If you’re anything like me, you can bench press 350 pounds with one hand and you’re hung like a bear. Even if you’re not, there’s still plenty of things we might have in common, like being tired of the brewing next-gen console war. Maybe you’re tired of watching Microsoft shoot themselves in the face, or you don’t have $400 to spend on a PS4 when it comes out this holiday season; maybe you just want to remember the good old days of your misspent youth where you whiled away the hours in your parents’ basement playing Dragon Warrior until it was time for bed. Whatever your reasons, it’s time to rebuild your classic gaming collection.
“But why the hell should I buy old games?” you might say. “I can get everything for free from the Internet, and there are plenty of emulation software solutions out there that work just fine.” Well yes, you can go ahead and emulate old classic games very easily and for free, but emulation isn’t the same as actually playing the game on the hardware it was intended to be run upon. No emulator is perfect, and there can be serious timing and speed issues even while playing a game that seems to be running just fine – an imperceptible lag or over-sensitivity can and will translate to poor gameplay. Just try to escape Mother Brain’s lair in an emulated version of Metroid: Zero Mission and you’ll see what I mean: you’ll be lucky to get out before the timer runs down.
“All right, I see your point,” you could reply. “I don’t like the idea of pirating software anyway as it’s technically illegal. But I can get around that by buying classic games on PSN or XBLA or whatever the Nintendo online marketplace is called, and they’ve been tuned to run properly on a modern console.” Sure, you can do that, but you’re still not getting the authentic hipster-riffic experience. Haven’t you ever cut your palms on an NES controller’s hard corners? You can easily find a working classic console of your choice on eBay or Craigslist, complete with connectors and at least one controller. If you’re especially lucky, there’s a flea market or farmer’s market near you as these places are amazing sources of classic consoles and games from the PS1 era and earlier, up to and including the Atari 2600 and its competitors like the IntelliVision.

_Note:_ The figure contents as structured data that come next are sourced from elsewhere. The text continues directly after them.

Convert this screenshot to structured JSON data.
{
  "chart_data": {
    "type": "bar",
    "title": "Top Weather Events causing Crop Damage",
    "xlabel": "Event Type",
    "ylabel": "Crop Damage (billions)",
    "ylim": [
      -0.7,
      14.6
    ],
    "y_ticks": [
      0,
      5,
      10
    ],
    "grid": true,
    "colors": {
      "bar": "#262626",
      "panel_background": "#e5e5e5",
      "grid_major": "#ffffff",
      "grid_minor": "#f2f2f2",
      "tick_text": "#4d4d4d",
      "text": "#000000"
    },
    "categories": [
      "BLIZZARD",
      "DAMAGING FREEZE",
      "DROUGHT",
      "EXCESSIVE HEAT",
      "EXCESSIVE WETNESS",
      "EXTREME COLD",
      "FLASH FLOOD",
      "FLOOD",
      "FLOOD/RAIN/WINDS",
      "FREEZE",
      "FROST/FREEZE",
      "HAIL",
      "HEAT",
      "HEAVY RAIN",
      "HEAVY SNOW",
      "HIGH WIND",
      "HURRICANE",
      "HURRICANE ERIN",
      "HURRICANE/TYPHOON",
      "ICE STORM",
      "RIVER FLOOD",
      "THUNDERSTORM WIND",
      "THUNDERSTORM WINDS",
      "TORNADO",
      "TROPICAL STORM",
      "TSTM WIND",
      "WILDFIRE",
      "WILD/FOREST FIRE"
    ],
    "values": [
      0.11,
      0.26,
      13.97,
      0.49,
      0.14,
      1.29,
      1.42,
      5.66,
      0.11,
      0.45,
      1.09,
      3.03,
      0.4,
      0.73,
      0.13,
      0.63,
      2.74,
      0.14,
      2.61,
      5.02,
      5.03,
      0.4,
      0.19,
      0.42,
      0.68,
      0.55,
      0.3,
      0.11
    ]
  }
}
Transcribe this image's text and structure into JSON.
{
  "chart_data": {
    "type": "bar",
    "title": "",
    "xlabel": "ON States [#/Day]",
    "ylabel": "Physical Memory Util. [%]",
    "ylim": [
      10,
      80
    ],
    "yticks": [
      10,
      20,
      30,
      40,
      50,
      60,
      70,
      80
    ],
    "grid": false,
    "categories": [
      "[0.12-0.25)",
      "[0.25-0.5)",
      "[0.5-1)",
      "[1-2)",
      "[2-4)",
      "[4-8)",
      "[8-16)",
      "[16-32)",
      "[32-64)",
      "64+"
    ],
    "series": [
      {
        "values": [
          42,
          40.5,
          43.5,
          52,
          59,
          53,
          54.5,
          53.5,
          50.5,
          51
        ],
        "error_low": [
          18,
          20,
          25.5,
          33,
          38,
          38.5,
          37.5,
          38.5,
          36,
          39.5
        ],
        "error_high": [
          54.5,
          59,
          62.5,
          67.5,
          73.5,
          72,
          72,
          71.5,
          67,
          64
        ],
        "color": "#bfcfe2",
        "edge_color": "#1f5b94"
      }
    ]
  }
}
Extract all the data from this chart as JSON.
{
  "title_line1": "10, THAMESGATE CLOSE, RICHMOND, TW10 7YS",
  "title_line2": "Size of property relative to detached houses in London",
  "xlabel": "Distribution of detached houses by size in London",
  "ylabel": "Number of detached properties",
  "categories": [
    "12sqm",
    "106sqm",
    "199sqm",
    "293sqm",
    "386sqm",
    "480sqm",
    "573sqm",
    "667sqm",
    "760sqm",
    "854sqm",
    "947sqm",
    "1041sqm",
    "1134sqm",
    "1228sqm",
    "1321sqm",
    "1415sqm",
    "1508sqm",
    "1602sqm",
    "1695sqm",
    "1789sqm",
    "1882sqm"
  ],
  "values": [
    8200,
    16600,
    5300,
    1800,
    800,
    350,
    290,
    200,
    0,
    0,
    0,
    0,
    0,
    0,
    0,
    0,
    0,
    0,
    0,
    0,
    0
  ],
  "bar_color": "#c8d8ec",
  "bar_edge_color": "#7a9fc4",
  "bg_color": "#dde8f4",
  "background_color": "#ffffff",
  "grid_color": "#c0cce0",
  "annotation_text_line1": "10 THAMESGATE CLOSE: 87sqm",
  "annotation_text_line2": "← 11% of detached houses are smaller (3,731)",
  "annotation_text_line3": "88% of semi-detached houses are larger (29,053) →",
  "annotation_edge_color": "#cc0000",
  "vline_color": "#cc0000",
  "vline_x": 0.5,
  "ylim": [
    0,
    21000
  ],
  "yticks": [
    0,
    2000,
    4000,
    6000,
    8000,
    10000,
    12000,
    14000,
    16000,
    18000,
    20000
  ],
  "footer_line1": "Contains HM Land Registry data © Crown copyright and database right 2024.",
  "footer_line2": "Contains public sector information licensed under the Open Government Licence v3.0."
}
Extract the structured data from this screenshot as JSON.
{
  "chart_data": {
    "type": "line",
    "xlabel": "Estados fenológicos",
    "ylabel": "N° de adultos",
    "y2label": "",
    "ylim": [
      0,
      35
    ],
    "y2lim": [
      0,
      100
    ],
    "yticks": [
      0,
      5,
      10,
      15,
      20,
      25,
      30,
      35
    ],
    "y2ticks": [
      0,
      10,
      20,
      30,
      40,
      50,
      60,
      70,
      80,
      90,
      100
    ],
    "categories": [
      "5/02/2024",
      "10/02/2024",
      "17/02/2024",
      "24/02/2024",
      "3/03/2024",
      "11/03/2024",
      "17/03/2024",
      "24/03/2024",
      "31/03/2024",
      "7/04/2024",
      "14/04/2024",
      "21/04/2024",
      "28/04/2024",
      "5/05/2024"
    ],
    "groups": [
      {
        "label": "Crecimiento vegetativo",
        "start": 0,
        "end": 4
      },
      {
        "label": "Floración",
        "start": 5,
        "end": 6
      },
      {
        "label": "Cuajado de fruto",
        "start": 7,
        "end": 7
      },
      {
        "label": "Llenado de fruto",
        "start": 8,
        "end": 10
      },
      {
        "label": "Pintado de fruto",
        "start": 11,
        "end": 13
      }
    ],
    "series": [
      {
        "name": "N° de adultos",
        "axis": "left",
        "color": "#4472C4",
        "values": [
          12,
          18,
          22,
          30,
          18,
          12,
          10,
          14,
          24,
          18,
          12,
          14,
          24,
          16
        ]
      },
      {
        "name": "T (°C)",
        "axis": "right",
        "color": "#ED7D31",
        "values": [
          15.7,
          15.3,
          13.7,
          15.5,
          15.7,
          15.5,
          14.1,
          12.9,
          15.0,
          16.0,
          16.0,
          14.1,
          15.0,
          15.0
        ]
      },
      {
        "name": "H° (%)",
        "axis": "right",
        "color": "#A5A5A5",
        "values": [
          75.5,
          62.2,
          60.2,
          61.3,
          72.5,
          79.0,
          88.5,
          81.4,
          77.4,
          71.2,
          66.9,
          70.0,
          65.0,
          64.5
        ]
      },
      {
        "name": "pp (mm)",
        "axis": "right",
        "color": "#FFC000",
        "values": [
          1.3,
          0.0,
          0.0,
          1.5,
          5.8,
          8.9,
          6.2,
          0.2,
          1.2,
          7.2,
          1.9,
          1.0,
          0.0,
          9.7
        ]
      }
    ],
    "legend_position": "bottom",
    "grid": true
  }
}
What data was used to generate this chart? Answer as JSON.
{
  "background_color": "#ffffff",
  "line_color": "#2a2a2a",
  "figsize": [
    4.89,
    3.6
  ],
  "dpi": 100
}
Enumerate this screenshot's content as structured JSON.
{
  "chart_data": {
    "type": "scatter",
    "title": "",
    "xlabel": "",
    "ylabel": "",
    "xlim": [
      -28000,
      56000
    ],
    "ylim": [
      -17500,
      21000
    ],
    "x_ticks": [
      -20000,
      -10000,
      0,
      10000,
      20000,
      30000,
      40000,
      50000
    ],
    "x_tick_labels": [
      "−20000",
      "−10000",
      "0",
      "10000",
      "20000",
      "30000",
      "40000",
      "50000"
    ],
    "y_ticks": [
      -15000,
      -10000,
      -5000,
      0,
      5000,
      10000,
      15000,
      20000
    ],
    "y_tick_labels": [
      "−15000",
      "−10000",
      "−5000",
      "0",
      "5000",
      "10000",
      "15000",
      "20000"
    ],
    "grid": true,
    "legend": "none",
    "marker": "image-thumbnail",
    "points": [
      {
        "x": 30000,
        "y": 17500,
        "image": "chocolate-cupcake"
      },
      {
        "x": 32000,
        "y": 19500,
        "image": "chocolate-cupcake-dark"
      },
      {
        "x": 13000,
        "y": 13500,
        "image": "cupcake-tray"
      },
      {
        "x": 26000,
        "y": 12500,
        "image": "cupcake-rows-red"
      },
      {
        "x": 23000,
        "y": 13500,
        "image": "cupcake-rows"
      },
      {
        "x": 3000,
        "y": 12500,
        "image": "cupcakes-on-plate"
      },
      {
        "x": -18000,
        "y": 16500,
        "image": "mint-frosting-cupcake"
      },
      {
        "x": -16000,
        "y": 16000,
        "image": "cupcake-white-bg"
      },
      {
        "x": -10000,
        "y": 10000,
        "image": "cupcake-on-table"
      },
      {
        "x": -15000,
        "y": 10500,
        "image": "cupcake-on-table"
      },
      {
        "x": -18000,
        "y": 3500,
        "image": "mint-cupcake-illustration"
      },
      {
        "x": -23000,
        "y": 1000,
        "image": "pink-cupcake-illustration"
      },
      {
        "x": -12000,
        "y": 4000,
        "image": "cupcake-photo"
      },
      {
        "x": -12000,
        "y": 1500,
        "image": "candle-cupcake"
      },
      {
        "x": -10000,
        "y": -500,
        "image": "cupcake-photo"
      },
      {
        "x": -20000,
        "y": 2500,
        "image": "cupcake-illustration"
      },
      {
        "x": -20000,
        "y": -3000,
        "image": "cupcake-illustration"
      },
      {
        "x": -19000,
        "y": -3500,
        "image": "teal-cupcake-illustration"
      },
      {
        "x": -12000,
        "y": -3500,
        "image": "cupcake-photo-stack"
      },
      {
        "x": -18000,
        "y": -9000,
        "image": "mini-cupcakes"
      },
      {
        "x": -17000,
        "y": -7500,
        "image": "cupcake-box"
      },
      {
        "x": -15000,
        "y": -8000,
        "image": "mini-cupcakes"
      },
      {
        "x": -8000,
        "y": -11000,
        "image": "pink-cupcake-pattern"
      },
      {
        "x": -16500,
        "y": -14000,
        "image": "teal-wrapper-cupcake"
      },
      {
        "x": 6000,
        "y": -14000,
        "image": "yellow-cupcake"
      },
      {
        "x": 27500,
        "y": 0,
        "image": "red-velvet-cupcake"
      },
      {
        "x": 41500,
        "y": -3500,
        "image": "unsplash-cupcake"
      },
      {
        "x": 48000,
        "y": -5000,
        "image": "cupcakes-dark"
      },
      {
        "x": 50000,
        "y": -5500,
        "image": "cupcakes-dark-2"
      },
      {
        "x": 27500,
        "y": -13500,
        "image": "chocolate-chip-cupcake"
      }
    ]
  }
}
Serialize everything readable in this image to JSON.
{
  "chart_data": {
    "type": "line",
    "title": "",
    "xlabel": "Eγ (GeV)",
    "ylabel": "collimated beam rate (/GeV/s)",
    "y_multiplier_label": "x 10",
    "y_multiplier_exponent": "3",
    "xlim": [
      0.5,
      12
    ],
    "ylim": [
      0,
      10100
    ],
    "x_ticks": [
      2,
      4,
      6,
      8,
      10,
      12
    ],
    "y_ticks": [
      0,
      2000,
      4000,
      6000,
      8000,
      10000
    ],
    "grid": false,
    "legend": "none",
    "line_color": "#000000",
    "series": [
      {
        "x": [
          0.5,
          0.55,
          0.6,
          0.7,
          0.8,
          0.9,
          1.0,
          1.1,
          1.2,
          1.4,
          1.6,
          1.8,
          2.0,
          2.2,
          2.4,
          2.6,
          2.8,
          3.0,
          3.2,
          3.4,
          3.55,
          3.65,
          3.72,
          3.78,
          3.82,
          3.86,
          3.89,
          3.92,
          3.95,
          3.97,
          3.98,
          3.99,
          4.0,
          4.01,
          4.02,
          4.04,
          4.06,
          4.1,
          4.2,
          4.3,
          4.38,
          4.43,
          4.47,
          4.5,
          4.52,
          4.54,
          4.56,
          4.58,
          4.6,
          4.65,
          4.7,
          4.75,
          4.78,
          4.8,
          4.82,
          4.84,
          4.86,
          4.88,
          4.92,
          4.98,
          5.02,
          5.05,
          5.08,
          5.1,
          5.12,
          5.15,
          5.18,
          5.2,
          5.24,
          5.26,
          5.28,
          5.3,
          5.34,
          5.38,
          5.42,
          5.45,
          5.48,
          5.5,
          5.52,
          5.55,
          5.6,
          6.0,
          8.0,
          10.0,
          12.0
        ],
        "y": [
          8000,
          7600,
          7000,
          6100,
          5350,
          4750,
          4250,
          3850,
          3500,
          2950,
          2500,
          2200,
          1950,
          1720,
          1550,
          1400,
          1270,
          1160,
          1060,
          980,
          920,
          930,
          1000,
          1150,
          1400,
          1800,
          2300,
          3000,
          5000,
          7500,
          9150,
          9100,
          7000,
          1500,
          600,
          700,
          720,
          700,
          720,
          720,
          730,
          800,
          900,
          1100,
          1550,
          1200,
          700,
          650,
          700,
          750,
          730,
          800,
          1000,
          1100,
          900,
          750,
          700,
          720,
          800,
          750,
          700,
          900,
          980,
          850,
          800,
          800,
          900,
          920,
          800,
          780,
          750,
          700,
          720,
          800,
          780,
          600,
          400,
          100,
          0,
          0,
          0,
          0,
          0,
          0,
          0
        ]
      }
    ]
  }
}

Finally you might throw up your hands and say, “but maintenance on old console games is terrible!” Well, don’t be such a big baby. If you’ve got a cartridge-based system you can easily clean off the corroded contacts on an old cart by very carefully rubbing them with a clean cloth soaked with a bit of rubbing alcohol. Not only that, but you don’t even need to know how to solder to replace a worn-out battery on a cartridge, either. Check it out:
So there you have it: there’s really no excuse for not rebuilding and maintaining a classic console game collection, short of laziness or possibly lack of space. You really don’t need all those photo albums of your wedding though; just chuck ’em and use the room you reclaim to set up your old SNES and get to re-playing ActRaiser or something. I mean, come on, are you some sort of filthy casual?